Hope that helps. Thanks!

gulducat commented 1 year ago

I encountered a similar issue caused by having NOMAD_ADDR set in the environment that nomad agent was run in. That var apparently went through to the Nomad API client that consul-template uses, and caused it to fail its API calls (in my case, for HTTP vs. HTTPS reasons) for the nomadService lookup.

My errors happened very consistently, so different I think from this case, but wanted to mention here for anyone else who finds this issue like I did. My solution was to ensure NOMAD_ADDR is not set in my nomad agent environment.

IamTheFij commented 1 year ago

This is happening occasionally to me as well (Nomad 1.5.3). It doesn't seem to be consistent as to which service or which host the service disappears from.

To add another odd detail rather than just bumping, the service shows up in the UI, however it does not show on any of the nodes via the CLI.

image

Restarting the allocation seems to resolve the issue and force Nomad to re-register the service.

Unfortunately, this time it was my log aggregator that disappeared, so I don't have an easy way to pull logs from around the time of the issue. I'll try to grab them the next time it happens to a different service.

tfritzenwallner-private commented 9 months ago

This issue still consistently happens for us every 2-3 days. I can observe exactly the same as @IamTheFij however we run nomad 1.6.3.

This is happening occasionally to me as well (Nomad 1.5.3). It doesn't seem to be consistent as to which service or which host the service disappears from.

To add another odd detail rather than just bumping, the service shows up in the UI, however it does not show on any of the nodes via the CLI.

mikedvinci90 commented 4 months ago

I have observed same issue for nomad 1.7.3 to 1.7.7

benbourner commented 2 months ago

I observer the same problem in v1.8.1

dmclf commented 2 months ago

seeing same problem, services are clearly visible on Nomad UI, but cannot be used by templating.

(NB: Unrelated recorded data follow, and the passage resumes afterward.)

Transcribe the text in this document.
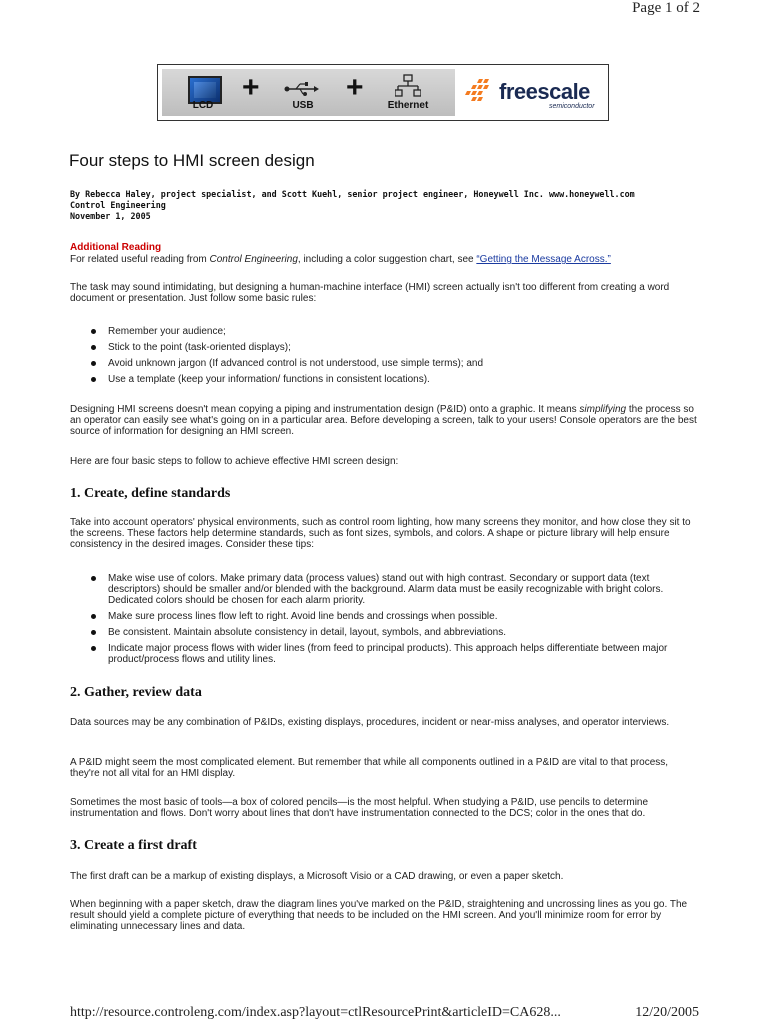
Page 1 of 2
LCD
+
USB
+
Ethernet
freescale
semiconductor
Four steps to HMI screen design
By Rebecca Haley, project specialist, and Scott Kuehl, senior project engineer, Honeywell Inc. www.honeywell.com
Control Engineering
November 1, 2005
Additional Reading

For related useful reading from Control Engineering, including a color suggestion chart, see “Getting the Message Across.”

The task may sound intimidating, but designing a human-machine interface (HMI) screen actually isn't too different from creating a word document or presentation. Just follow some basic rules:

Remember your audience;
Stick to the point (task-oriented displays);
Avoid unknown jargon (If advanced control is not understood, use simple terms); and
Use a template (keep your information/ functions in consistent locations).

Designing HMI screens doesn't mean copying a piping and instrumentation design (P&ID) onto a graphic. It means simplifying the process so an operator can easily see what's going on in a particular area. Before developing a screen, talk to your users! Console operators are the best source of information for designing an HMI screen.

Here are four basic steps to follow to achieve effective HMI screen design:

1. Create, define standards

Take into account operators' physical environments, such as control room lighting, how many screens they monitor, and how close they sit to the screens. These factors help determine standards, such as font sizes, symbols, and colors. A shape or picture library will help ensure consistency in the desired images. Consider these tips:

Make wise use of colors. Make primary data (process values) stand out with high contrast. Secondary or support data (text descriptors) should be smaller and/or blended with the background. Alarm data must be easily recognizable with bright colors. Dedicated colors should be chosen for each alarm priority.
Make sure process lines flow left to right. Avoid line bends and crossings when possible.
Be consistent. Maintain absolute consistency in detail, layout, symbols, and abbreviations.
Indicate major process flows with wider lines (from feed to principal products). This approach helps differentiate between major product/process flows and utility lines.
2. Gather, review data

Data sources may be any combination of P&IDs, existing displays, procedures, incident or near-miss analyses, and operator interviews.

A P&ID might seem the most complicated element. But remember that while all components outlined in a P&ID are vital to that process, they're not all vital for an HMI display.

Sometimes the most basic of tools—a box of colored pencils—is the most helpful. When studying a P&ID, use pencils to determine instrumentation and flows. Don't worry about lines that don't have instrumentation connected to the DCS; color in the ones that do.

3. Create a first draft

The first draft can be a markup of existing displays, a Microsoft Visio or a CAD drawing, or even a paper sketch.

When beginning with a paper sketch, draw the diagram lines you've marked on the P&ID, straightening and uncrossing lines as you go. The result should yield a complete picture of everything that needs to be included on the HMI screen. And you'll minimize room for error by eliminating unnecessary lines and data.

http://resource.controleng.com/index.asp?layout=ctlResourcePrint&articleID=CA628...	12/20/2005
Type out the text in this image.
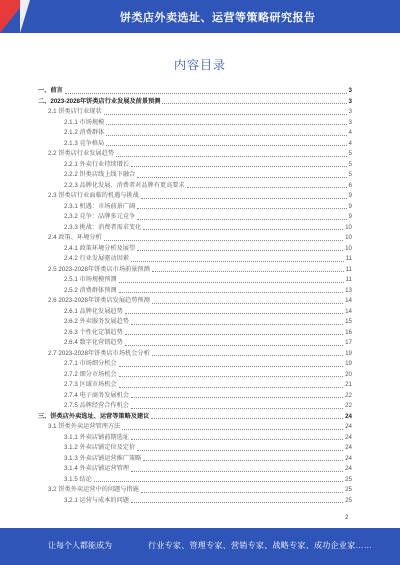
饼类店外卖选址、运营等策略研究报告
内容目录
一、前言	3
二、2023-2028年饼类店行业发展及前景预测	3
2.1 饼类店行业现状	3
2.1.1 市场规模	3
2.1.2 消费群体	4
2.1.3 竞争格局	4
2.2 饼类店行业发展趋势	5
2.2.1 外卖行业持续增长	5
2.2.2 饼类店线上线下融合	5
2.2.3 品牌化发展、消费者对品牌有更高要求	6
2.3 饼类店行业面临的机遇与挑战	9
2.3.1 机遇：市场前景广阔	9
2.3.2 竞争：品牌多元竞争	9
2.3.3 挑战：消费者需求变化	10
2.4 政策、环境分析	10
2.4.1 政策环境分析及展望	10
2.4.2 行业发展驱动因素	11
2.5 2023-2028年饼类店市场前景预测	11
2.5.1 市场规模预测	11
2.5.2 消费群体预测	13
2.6 2023-2028年饼类店发展趋势预测	14
2.6.1 品牌化发展趋势	14
2.6.2 外卖服务发展趋势	15
2.6.3 个性化定制趋势	16
2.6.4 数字化营销趋势	17
2.7 2023-2028年饼类店市场机会分析	19
2.7.1 市场细分机会	19
2.7.2 细分市场机会	20
2.7.3 区域市场机会	21
2.7.4 电子商务发展机会	22
2.7.5 品牌经营合作机会	22
三、饼类店外卖选址、运营等策略及建议	24
3.1 饼类外卖运营管理方法	24
3.1.1 外卖店铺前期选址	24
3.1.2 外卖店铺定位及定价	24
3.1.3 外卖店铺运营推广策略	24
3.1.4 外卖店铺运营管理	24
3.1.5 结论	25
3.2 饼类外卖运营中的问题与措施	25
3.2.1 运营与成本的问题	25
2
让每个人都能成为	行业专家、管理专家、营销专家、战略专家、成功企业家……
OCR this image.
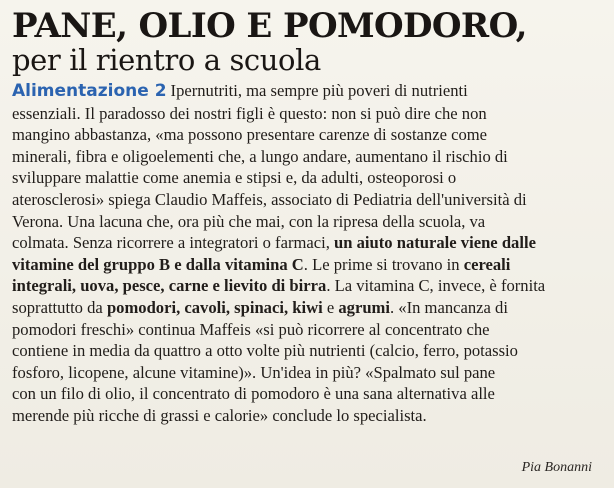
PANE, OLIO E POMODORO,
per il rientro a scuola
Alimentazione 2 Ipernutriti, ma sempre più poveri di nutrienti
essenziali. Il paradosso dei nostri figli è questo: non si può dire che non
mangino abbastanza, «ma possono presentare carenze di sostanze come
minerali, fibra e oligoelementi che, a lungo andare, aumentano il rischio di
sviluppare malattie come anemia e stipsi e, da adulti, osteoporosi o
aterosclerosi» spiega Claudio Maffeis, associato di Pediatria dell'università di
Verona. Una lacuna che, ora più che mai, con la ripresa della scuola, va
colmata. Senza ricorrere a integratori o farmaci, un aiuto naturale viene dalle
vitamine del gruppo B e dalla vitamina C. Le prime si trovano in cereali
integrali, uova, pesce, carne e lievito di birra. La vitamina C, invece, è fornita
soprattutto da pomodori, cavoli, spinaci, kiwi e agrumi. «In mancanza di
pomodori freschi» continua Maffeis «si può ricorrere al concentrato che
contiene in media da quattro a otto volte più nutrienti (calcio, ferro, potassio
fosforo, licopene, alcune vitamine)». Un'idea in più? «Spalmato sul pane
con un filo di olio, il concentrato di pomodoro è una sana alternativa alle
merende più ricche di grassi e calorie» conclude lo specialista.
Pia Bonanni
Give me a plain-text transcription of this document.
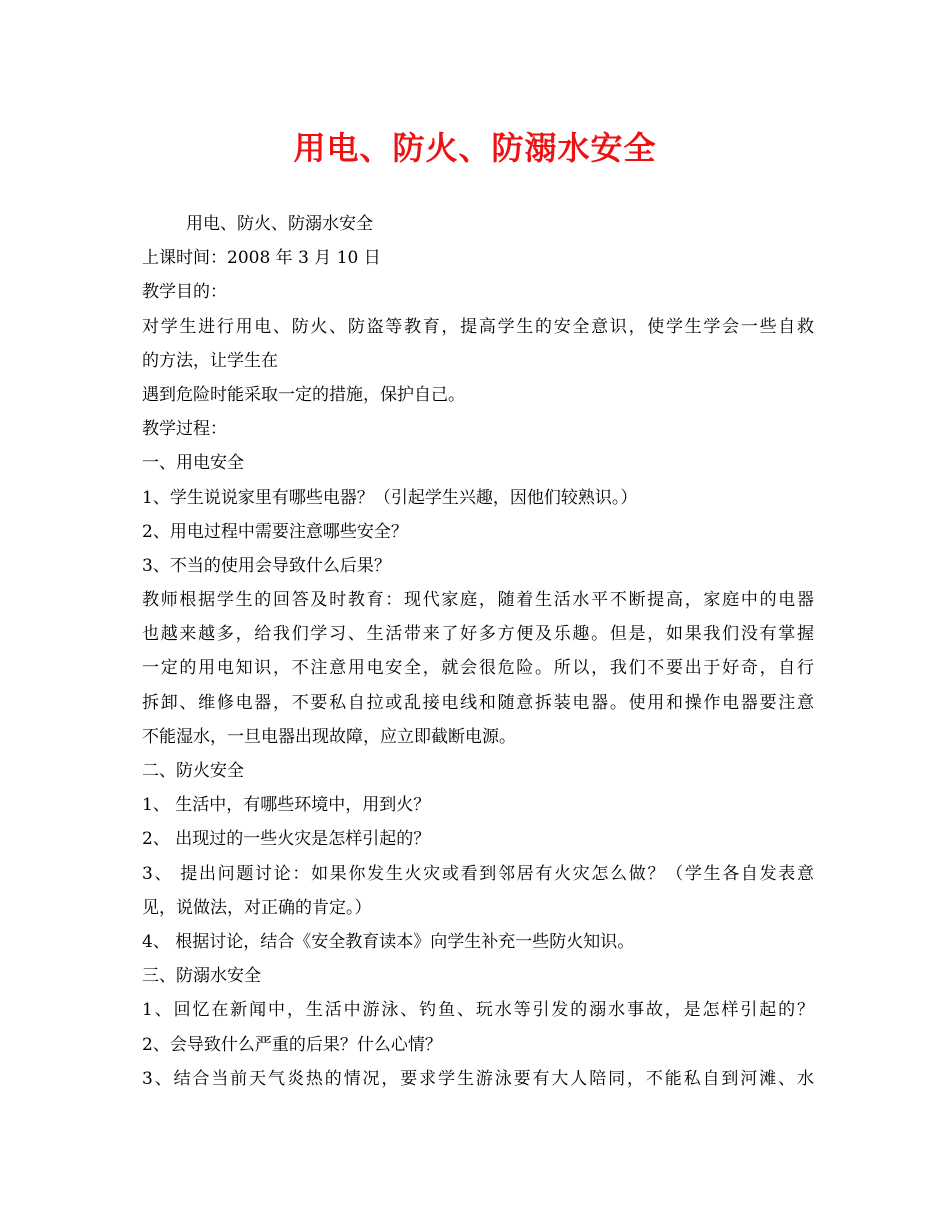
用电、防火、防溺水安全
用电、防火、防溺水安全
上课时间：2008 年 3 月 10 日
教学目的：
对学生进行用电、防火、防盗等教育，提高学生的安全意识，使学生学会一些自救
的方法，让学生在
遇到危险时能采取一定的措施，保护自己。
教学过程：
一、用电安全
1、学生说说家里有哪些电器？（引起学生兴趣，因他们较熟识。）
2、用电过程中需要注意哪些安全？
3、不当的使用会导致什么后果？
教师根据学生的回答及时教育：现代家庭，随着生活水平不断提高，家庭中的电器
也越来越多，给我们学习、生活带来了好多方便及乐趣。但是，如果我们没有掌握
一定的用电知识，不注意用电安全，就会很危险。所以，我们不要出于好奇，自行
拆卸、维修电器，不要私自拉或乱接电线和随意拆装电器。使用和操作电器要注意
不能湿水，一旦电器出现故障，应立即截断电源。
二、防火安全
1、 生活中，有哪些环境中，用到火？
2、 出现过的一些火灾是怎样引起的？
3、 提出问题讨论：如果你发生火灾或看到邻居有火灾怎么做？（学生各自发表意
见，说做法，对正确的肯定。）
4、 根据讨论，结合《安全教育读本》向学生补充一些防火知识。
三、防溺水安全
1、回忆在新闻中，生活中游泳、钓鱼、玩水等引发的溺水事故，是怎样引起的？
2、会导致什么严重的后果？什么心情？
3、结合当前天气炎热的情况，要求学生游泳要有大人陪同，不能私自到河滩、水
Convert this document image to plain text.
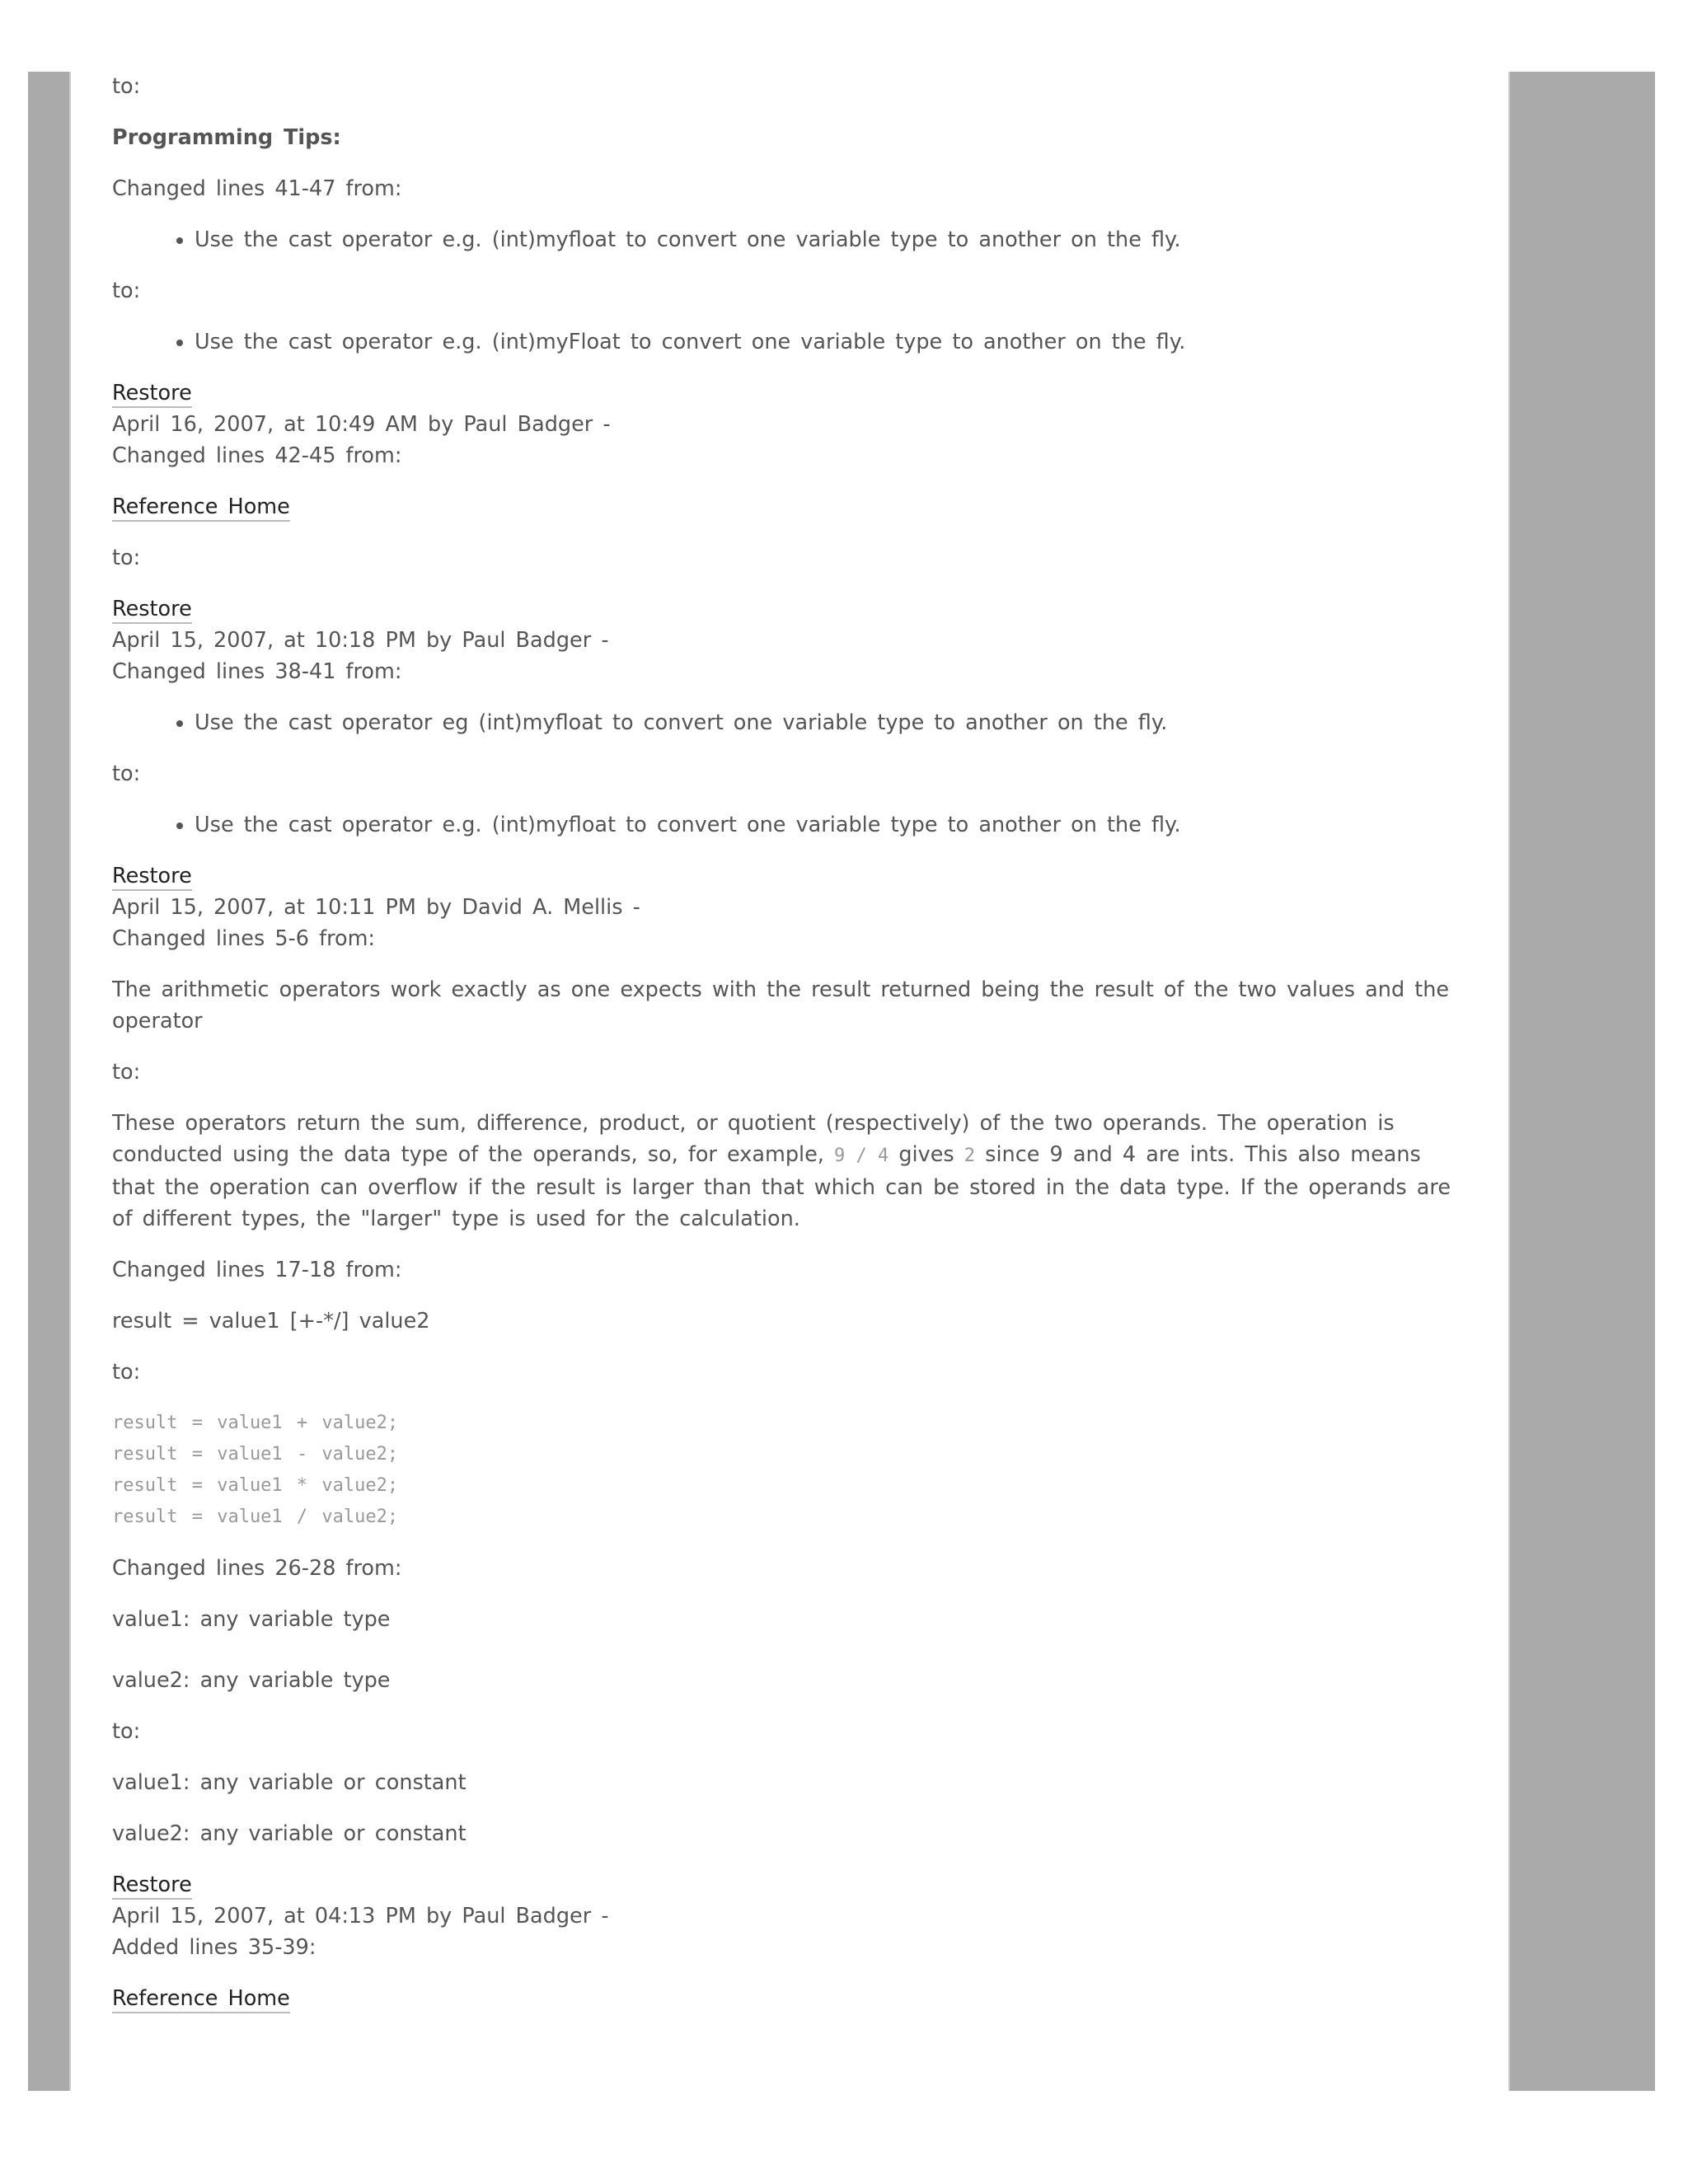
to:

Programming Tips:

Changed lines 41-47 from:

• Use the cast operator e.g. (int)myfloat to convert one variable type to another on the fly.

to:

• Use the cast operator e.g. (int)myFloat to convert one variable type to another on the fly.

Restore

April 16, 2007, at 10:49 AM by Paul Badger -

Changed lines 42-45 from:

Reference Home

to:

Restore

April 15, 2007, at 10:18 PM by Paul Badger -

Changed lines 38-41 from:

• Use the cast operator eg (int)myfloat to convert one variable type to another on the fly.

to:

• Use the cast operator e.g. (int)myfloat to convert one variable type to another on the fly.

Restore

April 15, 2007, at 10:11 PM by David A. Mellis -

Changed lines 5-6 from:

The arithmetic operators work exactly as one expects with the result returned being the result of the two values and the operator

to:

These operators return the sum, difference, product, or quotient (respectively) of the two operands. The operation is conducted using the data type of the operands, so, for example, 9 / 4 gives 2 since 9 and 4 are ints. This also means that the operation can overflow if the result is larger than that which can be stored in the data type. If the operands are of different types, the "larger" type is used for the calculation.

Changed lines 17-18 from:

result = value1 [+-*/] value2

to:

result = value1 + value2;
result = value1 - value2;
result = value1 * value2;
result = value1 / value2;

Changed lines 26-28 from:

value1: any variable type

value2: any variable type

to:

value1: any variable or constant

value2: any variable or constant

Restore

April 15, 2007, at 04:13 PM by Paul Badger -

Added lines 35-39:

Reference Home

Nomad 1.7.7 (multi-region, multi-dc and ACL enabled)

(Consul-based service templating works fine and reliable, as opposed to Nomad-based services)

benbourner commented 2 months ago

Yet another example in nomad 1.8.1, it's just happening randomly among my services. Because i have traefik parsing the nomad services, they just disappear from traefik and are thus inaccessible. After rock-solid running for years, now the nomad deployments are just unreliable... :(

Service are up, healthy and reachable on the given ports... image

But the service allocations have again disappeared so traefik no longer sees them, so I can't access them via proper URLs... image

dannyhpy commented 2 months ago

I've seen this occuring frequently under poor network conditions where

  1. the client misses a heartbeat to the server
  2. the server unregisters the services managed by this client in response
  3. the client responds to the next heartbeat
  4. but the server does not seem to register the services back

I don't know if this is intended and if it is the same issue people are having here.

As a workaround, I was restarting the Nomad agent on the client every 20 mins. (I didn't need HA)